Les états d’âme du héros sont évidemment détaillés tout au long de cette histoire ; à l’époque, les bienséances et les codes sociaux gouvernent strictement les relations entre les gens et particulièrement entre les hommes et les femmes. L’intérêt de Charlotte Brontë pour l’enseignement, les rapports entre professeurs et élèves, la question de l’autorité, est manifeste. Son premier roman mêle l’observation sociale à l’analyse des sentiments dans ce récit du cheminement personnel d’un jeune homme pauvre et imparfait qui cherche sa voie.

Commentaires

  • Dans Villette, Charlotte Bronte situe aussi son roman (en partie) à Bruxelles. Tu penses bien que ce Professeur m'intéresse aussi!!!

  • Je n'ai pas lu celui-là, mais je me souviens d'un billet chez toi sans doute, je vais le chercher.

  • je me demande quelle sorte de prof était Charlotte Brontë :-)
    (très rigolo, ce qu'elle dit sur les écoliers Flamands, et moi qui pensais que de tout temps nous avions été parmi les plus disciplinés ;-))

  • Bonjour Tania ! Merci de votre visite qui me permet de découvrir un blog littéraire. Je suis très intéressée par ce dernier livre cité.
    Si vous avez envie et le temps de participer à la copie du lundi, nous serons ravis de vous lire.
    PS : Chez nous, la Flandre, c'est l'univers de Maeterlinck (qui ne parlait pas flamand !) et Gand et Bruges mais aussi les plages, du côté d'Ostende, où j'ai senti l'esprit de Marguerite Duras planer...

  • @ Adrienne : Ja, ja, j'ai pensé à toi en lisant ce passage.
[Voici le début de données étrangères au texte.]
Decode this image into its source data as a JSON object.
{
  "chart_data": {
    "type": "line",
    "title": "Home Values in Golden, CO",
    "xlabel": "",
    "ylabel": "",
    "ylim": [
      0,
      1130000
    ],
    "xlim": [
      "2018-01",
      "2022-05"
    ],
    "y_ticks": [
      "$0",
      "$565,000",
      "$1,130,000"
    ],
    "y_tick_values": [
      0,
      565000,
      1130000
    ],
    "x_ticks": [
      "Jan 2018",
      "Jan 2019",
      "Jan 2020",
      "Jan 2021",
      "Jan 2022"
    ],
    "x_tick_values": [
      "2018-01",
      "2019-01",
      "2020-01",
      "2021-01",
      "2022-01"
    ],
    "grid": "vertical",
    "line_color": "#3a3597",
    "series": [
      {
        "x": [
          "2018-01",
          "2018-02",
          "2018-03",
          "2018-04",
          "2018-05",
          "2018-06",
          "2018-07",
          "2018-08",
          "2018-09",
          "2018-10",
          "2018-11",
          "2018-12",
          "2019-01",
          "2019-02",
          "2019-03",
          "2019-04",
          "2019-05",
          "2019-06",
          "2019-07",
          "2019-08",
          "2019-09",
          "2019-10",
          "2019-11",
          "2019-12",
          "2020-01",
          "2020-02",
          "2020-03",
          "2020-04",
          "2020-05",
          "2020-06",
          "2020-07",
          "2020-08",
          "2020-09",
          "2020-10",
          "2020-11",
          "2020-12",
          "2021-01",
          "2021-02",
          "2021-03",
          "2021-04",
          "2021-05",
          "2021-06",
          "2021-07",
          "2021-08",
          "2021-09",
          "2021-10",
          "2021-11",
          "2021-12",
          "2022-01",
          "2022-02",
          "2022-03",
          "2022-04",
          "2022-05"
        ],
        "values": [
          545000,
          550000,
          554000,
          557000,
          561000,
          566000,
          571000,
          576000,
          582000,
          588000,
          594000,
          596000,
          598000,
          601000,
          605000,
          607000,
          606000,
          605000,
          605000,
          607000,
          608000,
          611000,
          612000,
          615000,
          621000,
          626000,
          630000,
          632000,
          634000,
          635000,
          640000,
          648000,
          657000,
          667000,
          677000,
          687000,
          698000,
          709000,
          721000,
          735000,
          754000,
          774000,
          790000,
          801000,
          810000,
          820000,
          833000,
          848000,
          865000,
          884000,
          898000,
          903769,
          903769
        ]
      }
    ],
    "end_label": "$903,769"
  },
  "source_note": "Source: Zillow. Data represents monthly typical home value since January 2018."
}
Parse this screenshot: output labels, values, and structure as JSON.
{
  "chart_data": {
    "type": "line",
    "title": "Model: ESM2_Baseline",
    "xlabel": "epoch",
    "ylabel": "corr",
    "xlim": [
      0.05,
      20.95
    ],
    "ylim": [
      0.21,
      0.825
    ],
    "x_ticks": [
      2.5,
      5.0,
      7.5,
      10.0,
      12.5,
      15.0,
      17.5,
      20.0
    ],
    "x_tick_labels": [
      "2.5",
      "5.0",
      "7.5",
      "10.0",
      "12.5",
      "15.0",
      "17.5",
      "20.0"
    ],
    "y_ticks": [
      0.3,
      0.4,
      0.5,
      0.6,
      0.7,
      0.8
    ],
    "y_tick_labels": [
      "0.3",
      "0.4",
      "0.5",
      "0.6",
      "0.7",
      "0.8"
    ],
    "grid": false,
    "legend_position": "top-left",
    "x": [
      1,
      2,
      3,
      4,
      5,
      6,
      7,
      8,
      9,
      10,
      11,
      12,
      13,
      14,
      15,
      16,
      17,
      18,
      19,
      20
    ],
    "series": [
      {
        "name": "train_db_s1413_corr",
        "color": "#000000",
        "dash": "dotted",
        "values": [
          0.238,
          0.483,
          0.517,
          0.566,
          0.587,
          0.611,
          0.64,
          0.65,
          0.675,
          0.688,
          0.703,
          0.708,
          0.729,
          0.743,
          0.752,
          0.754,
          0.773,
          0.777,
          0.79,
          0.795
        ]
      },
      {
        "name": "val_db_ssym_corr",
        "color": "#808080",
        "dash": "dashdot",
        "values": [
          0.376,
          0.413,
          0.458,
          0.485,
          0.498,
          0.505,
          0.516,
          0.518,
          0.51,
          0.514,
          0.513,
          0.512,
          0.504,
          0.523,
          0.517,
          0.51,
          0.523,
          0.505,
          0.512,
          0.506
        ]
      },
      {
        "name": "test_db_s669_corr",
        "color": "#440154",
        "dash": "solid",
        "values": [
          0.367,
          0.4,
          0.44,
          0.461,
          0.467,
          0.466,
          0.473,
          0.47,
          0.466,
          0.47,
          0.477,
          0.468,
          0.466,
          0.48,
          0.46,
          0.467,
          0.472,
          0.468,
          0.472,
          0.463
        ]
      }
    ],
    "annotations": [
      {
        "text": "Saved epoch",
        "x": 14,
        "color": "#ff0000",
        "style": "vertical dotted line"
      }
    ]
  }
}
    @ Iakevio : Bienvenue & merci pour votre invitation, je vais aller voir de quoi il s'agit. La Flandre est liée à de grands noms de la littérature française de Belgique, oui, comme le rappelle très bien Jean-Baptiste Baronian dans son "Dictionnaire amoureux de la Belgique".

    @ Dominique : Ravie de te le faire découvrir.

  • Figure toi que je l'ai vu récemment à la bibli (donc je le veux!) mais me sentirais capable de me lancer en vO. Comme je répondais chez moi, on est passé d'un héros ici à une héroïne dans villette.

  • @ Keisha : Dans ce cas, bonne lecture dans le texte original !

    @ Niki : Un roman intéressant où tu retrouveras ta ville.

  • Je ne me souviens pas avoir vu ce roman quelque part, je le retiens. Je pense que les codifications de l'époque vont me faire un peu frémir (ou sourire ..)

  • Pas moyen de me rappeler quel blog m'a fait noter ce roman, je prends donc le relais - en espérant que la personne qui en faisait son titre préféré de Charlotte Brontë se signalera, j'aimerais relire son billet.
    A lire avec le sourire - en se réjouissant d'être née dans un siècle plus libre.

  • N'importe qui ayant un peu de culture a lu Charlotte Bronté et l'étude de Tania nous on apprend qu'elle a enseigné à Bruxelles, ce qui la rend encore plus sympathique et plus proche de nous. ---

  • Bizarre le terme de "roman posthume" . Et si elle n'avait pas eu envie que ses écrits voient le jour !!!

  • "Miss Charlotte tenait beaucoup à son "Professeur", qu'elle retravailla plusieurs fois et qui fut pourtant refusé par son éditeur. Malgré sa notoriété, il ne sera publié qu'en 1857, deux ans après sa mort, grâce à son mari." Ce passage de la préface va te rassurer, ce n'est pas du tout contre sa volonté, au contraire !

  • Je suppose qu'elle y a mis un peu de son professeur, celui dont elle était amoureuse? Je dois dire que Jane Eyre ne m'a jamais plu, mais je ne parle pas du style, Ce thème de l'homme insupportable m'agaçait même petite... Je ne comprenais pas qu'elle lui revienne, pas du tout... :)

  • Je n'avais jamais entendu parler de ce roman ! et bien sûr, le thème m'intéresse... Je vais voir à la bibli si je peux mettre la main dessus. Bonne journée :-)

  • Coïncidence, le livre est ici, emprunté il y a quelques jours. Votre sentiment personnel passe, comme c'est l'usage sur T&P, derrière une relation très neutre qui ne nous incite pas, ma compagne ou moi, à ouvrir le récit.

  • @ Christw : Vous percevez bien la différence entre le goût de la découverte et le véritable coup de coeur, il me semble.